The exhibition's title refers to the concept of an oracle machine, a theoretical black box to solve a complex problem in a single action. But you don't need to wrap your head around computational theories to understand the show's content: an examination of global commerce, citizen uprisings and cultural values that manage to pull in works inspired by everything from The Price is Right to an Amazon warehouse.

Andreas Gursky, Amazon.
Photograph: Courtesy Sprüth Magers Berlin London

"Oracle" is by no means dour or dystopian, but rather methodical and systematic. There's something oddly soothing about Mark Bradford's overlaid city grids and El Anatsui's repetition of liquor labels; they bring order to what can otherwise seem like large-scale chaos.

Works by Julie Mehretu and Terry Winters.
Photograph: Courtesy Pablo Enriquez/the Broad

The size of some of the works on display is mesmerizing, particularly Julie Mehretu's "Cairo," a 24-foot-long canvas that's inked with architectural illustrations of Cairo and a visual representation of the turbulent sands of change—a mostly monochromatic depiction that demands closer inspection.

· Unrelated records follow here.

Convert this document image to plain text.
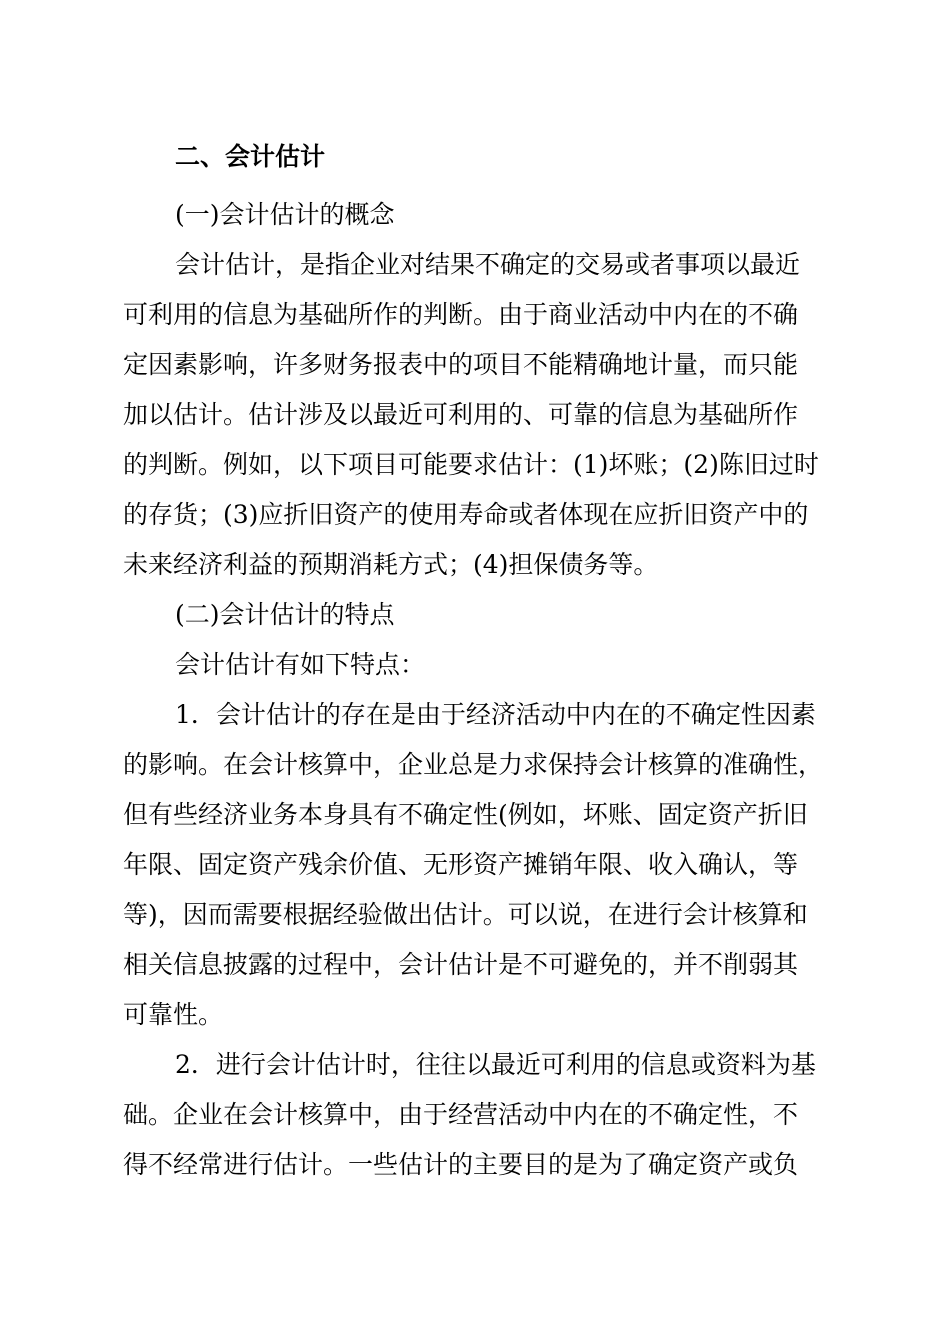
二、会计估计
(一)会计估计的概念
会计估计，是指企业对结果不确定的交易或者事项以最近
可利用的信息为基础所作的判断。由于商业活动中内在的不确
定因素影响，许多财务报表中的项目不能精确地计量，而只能
加以估计。估计涉及以最近可利用的、可靠的信息为基础所作
的判断。例如，以下项目可能要求估计：(1)坏账；(2)陈旧过时
的存货；(3)应折旧资产的使用寿命或者体现在应折旧资产中的
未来经济利益的预期消耗方式；(4)担保债务等。
(二)会计估计的特点
会计估计有如下特点：
1．会计估计的存在是由于经济活动中内在的不确定性因素
的影响。在会计核算中，企业总是力求保持会计核算的准确性，
但有些经济业务本身具有不确定性(例如，坏账、固定资产折旧
年限、固定资产残余价值、无形资产摊销年限、收入确认，等
等)，因而需要根据经验做出估计。可以说，在进行会计核算和
相关信息披露的过程中，会计估计是不可避免的，并不削弱其
可靠性。
2．进行会计估计时，往往以最近可利用的信息或资料为基
础。企业在会计核算中，由于经营活动中内在的不确定性，不
得不经常进行估计。一些估计的主要目的是为了确定资产或负
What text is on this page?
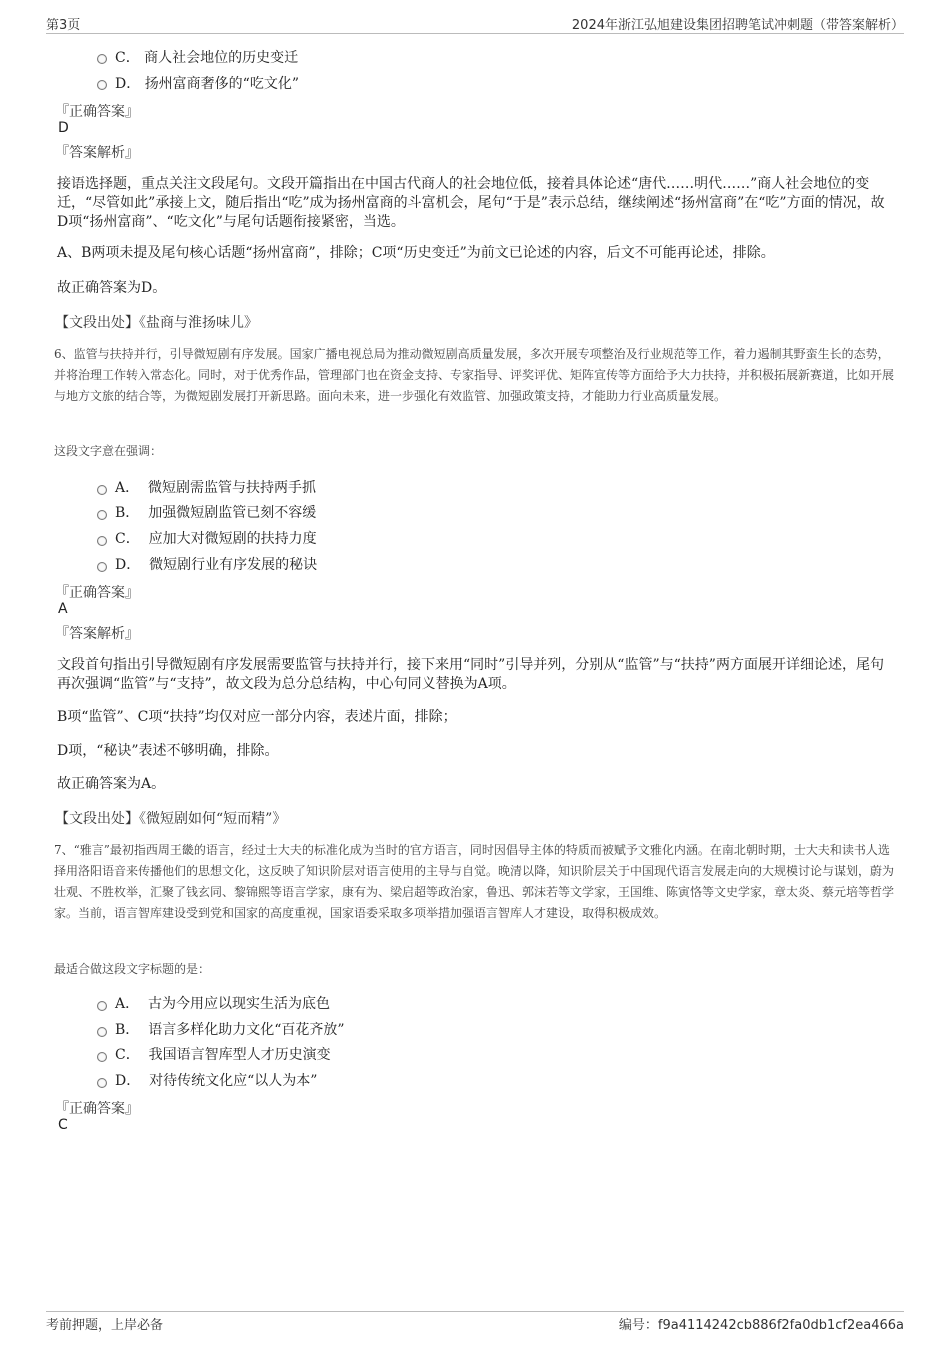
第3页	2024年浙江弘旭建设集团招聘笔试冲刺题（带答案解析）
C． 商人社会地位的历史变迁
D． 扬州富商奢侈的“吃文化”
『正确答案』
D
『答案解析』
接语选择题，重点关注文段尾句。文段开篇指出在中国古代商人的社会地位低，接着具体论述“唐代……明代……”商人社会地位的变迁，“尽管如此”承接上文，随后指出“吃”成为扬州富商的斗富机会，尾句“于是”表示总结，继续阐述“扬州富商”在“吃”方面的情况，故D项“扬州富商”、“吃文化”与尾句话题衔接紧密，当选。
A、B两项未提及尾句核心话题“扬州富商”，排除；C项“历史变迁”为前文已论述的内容，后文不可能再论述，排除。
故正确答案为D。
【文段出处】《盐商与淮扬味儿》
6、监管与扶持并行，引导微短剧有序发展。国家广播电视总局为推动微短剧高质量发展，多次开展专项整治及行业规范等工作，着力遏制其野蛮生长的态势，并将治理工作转入常态化。同时，对于优秀作品，管理部门也在资金支持、专家指导、评奖评优、矩阵宣传等方面给予大力扶持，并积极拓展新赛道，比如开展与地方文旅的结合等，为微短剧发展打开新思路。面向未来，进一步强化有效监管、加强政策支持，才能助力行业高质量发展。
这段文字意在强调：
A． 微短剧需监管与扶持两手抓
B． 加强微短剧监管已刻不容缓
C． 应加大对微短剧的扶持力度
D． 微短剧行业有序发展的秘诀
『正确答案』
A
『答案解析』
文段首句指出引导微短剧有序发展需要监管与扶持并行，接下来用“同时”引导并列，分别从“监管”与“扶持”两方面展开详细论述，尾句再次强调“监管”与“支持”，故文段为总分总结构，中心句同义替换为A项。
B项“监管”、C项“扶持”均仅对应一部分内容，表述片面，排除；
D项，“秘诀”表述不够明确，排除。
故正确答案为A。
【文段出处】《微短剧如何“短而精”》
7、“雅言”最初指西周王畿的语言，经过士大夫的标准化成为当时的官方语言，同时因倡导主体的特质而被赋予文雅化内涵。在南北朝时期，士大夫和读书人选择用洛阳语音来传播他们的思想文化，这反映了知识阶层对语言使用的主导与自觉。晚清以降，知识阶层关于中国现代语言发展走向的大规模讨论与谋划，蔚为壮观、不胜枚举，汇聚了钱玄同、黎锦熙等语言学家，康有为、梁启超等政治家，鲁迅、郭沫若等文学家，王国维、陈寅恪等文史学家，章太炎、蔡元培等哲学家。当前，语言智库建设受到党和国家的高度重视，国家语委采取多项举措加强语言智库人才建设，取得积极成效。
最适合做这段文字标题的是：
A． 古为今用应以现实生活为底色
B． 语言多样化助力文化“百花齐放”
C． 我国语言智库型人才历史演变
D． 对待传统文化应“以人为本”
『正确答案』
C
考前押题，上岸必备	编号：f9a4114242cb886f2fa0db1cf2ea466a
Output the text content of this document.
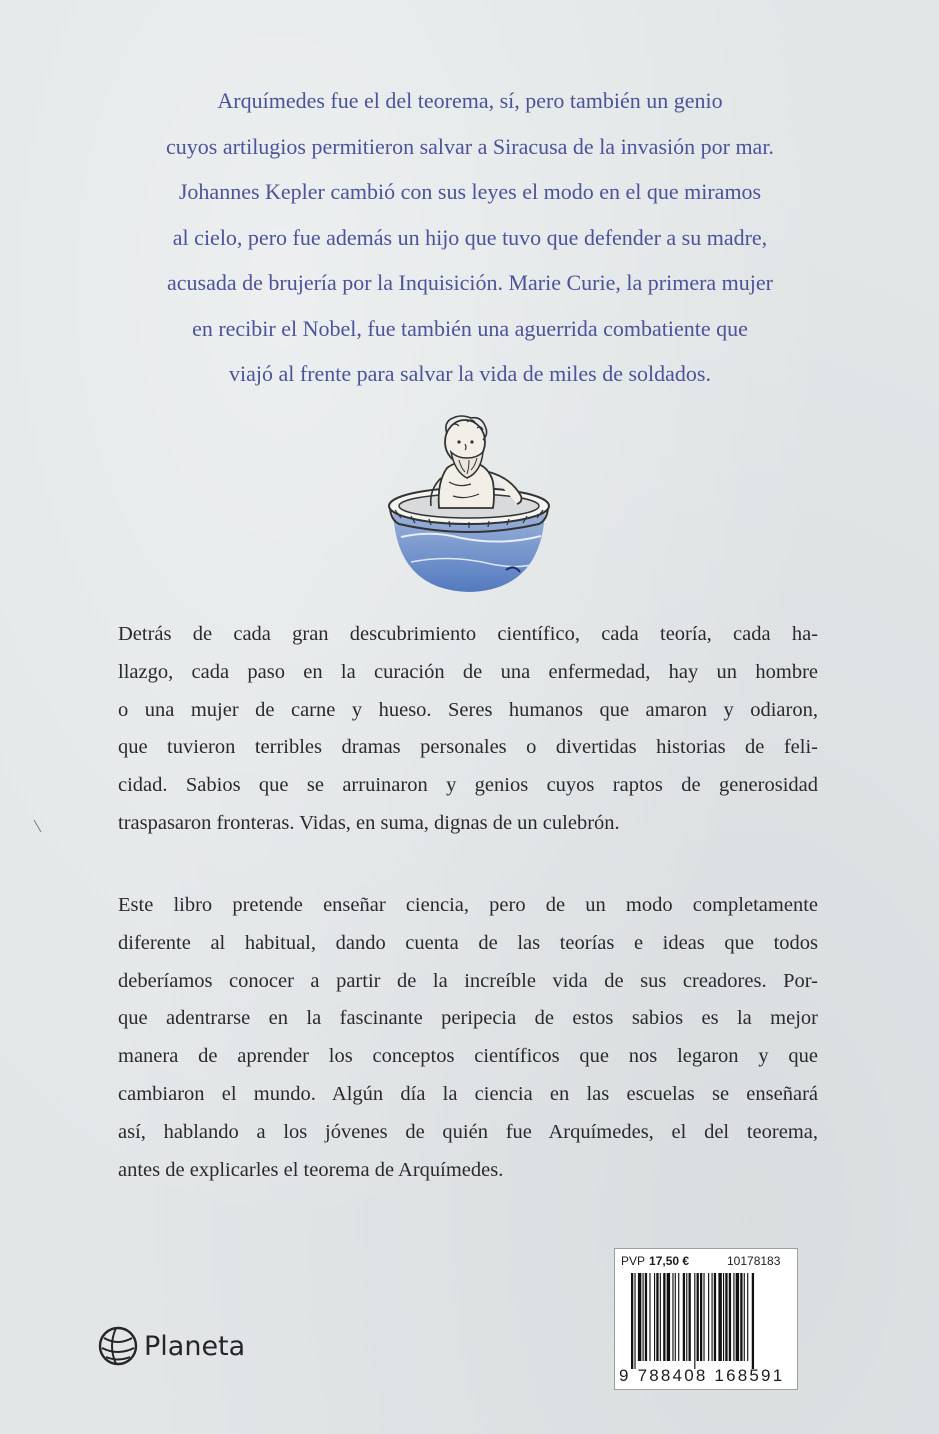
Arquímedes fue el del teorema, sí, pero también un genio
cuyos artilugios permitieron salvar a Siracusa de la invasión por mar.
Johannes Kepler cambió con sus leyes el modo en el que miramos
al cielo, pero fue además un hijo que tuvo que defender a su madre,
acusada de brujería por la Inquisición. Marie Curie, la primera mujer
en recibir el Nobel, fue también una aguerrida combatiente que
viajó al frente para salvar la vida de miles de soldados.
Detrás de cada gran descubrimiento científico, cada teoría, cada ha-
llazgo, cada paso en la curación de una enfermedad, hay un hombre
o una mujer de carne y hueso. Seres humanos que amaron y odiaron,
que tuvieron terribles dramas personales o divertidas historias de feli-
cidad. Sabios que se arruinaron y genios cuyos raptos de generosidad
traspasaron fronteras. Vidas, en suma, dignas de un culebrón.
Este libro pretende enseñar ciencia, pero de un modo completamente
diferente al habitual, dando cuenta de las teorías e ideas que todos
deberíamos conocer a partir de la increíble vida de sus creadores. Por-
que adentrarse en la fascinante peripecia de estos sabios es la mejor
manera de aprender los conceptos científicos que nos legaron y que
cambiaron el mundo. Algún día la ciencia en las escuelas se enseñará
así, hablando a los jóvenes de quién fue Arquímedes, el del teorema,
antes de explicarles el teorema de Arquímedes.
Planeta
PVP 17,50 €	10178183
9 788408 168591
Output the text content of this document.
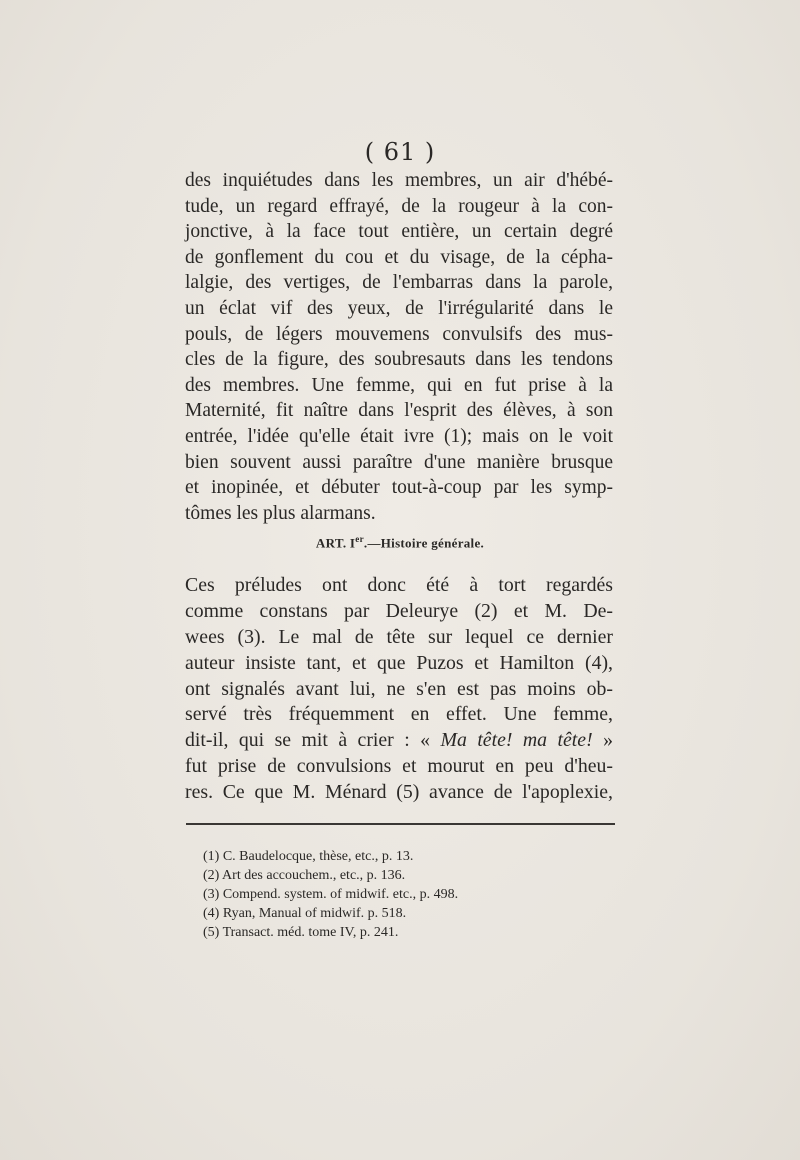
( 61 )
des inquiétudes dans les membres, un air d'hébé-
tude, un regard effrayé, de la rougeur à la con-
jonctive, à la face tout entière, un certain degré
de gonflement du cou et du visage, de la cépha-
lalgie, des vertiges, de l'embarras dans la parole,
un éclat vif des yeux, de l'irrégularité dans le
pouls, de légers mouvemens convulsifs des mus-
cles de la figure, des soubresauts dans les tendons
des membres. Une femme, qui en fut prise à la
Maternité, fit naître dans l'esprit des élèves, à son
entrée, l'idée qu'elle était ivre (1); mais on le voit
bien souvent aussi paraître d'une manière brusque
et inopinée, et débuter tout-à-coup par les symp-
tômes les plus alarmans.
ART. Ier.—Histoire générale.
Ces préludes ont donc été à tort regardés
comme constans par Deleurye (2) et M. De-
wees (3). Le mal de tête sur lequel ce dernier
auteur insiste tant, et que Puzos et Hamilton (4),
ont signalés avant lui, ne s'en est pas moins ob-
servé très fréquemment en effet. Une femme,
dit-il, qui se mit à crier : « Ma tête! ma tête! »
fut prise de convulsions et mourut en peu d'heu-
res. Ce que M. Ménard (5) avance de l'apoplexie,
(1) C. Baudelocque, thèse, etc., p. 13.
(2) Art des accouchem., etc., p. 136.
(3) Compend. system. of midwif. etc., p. 498.
(4) Ryan, Manual of midwif. p. 518.
(5) Transact. méd. tome IV, p. 241.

The same can be said for many of the wall-spanning works in the first-floor gallery spaces; they're impressive by sheer scale alone, but works like Mark Bradford's "Boreas" or Andreas Gurksy's "Amazon" reveal themselves upon closer inspection.

Photograph: Michael Juliano

"Oracle" is free and runs from April 29 through September 3 at the Broad—after which the ticketed "Infinity Mirrors" exhibition will arrive.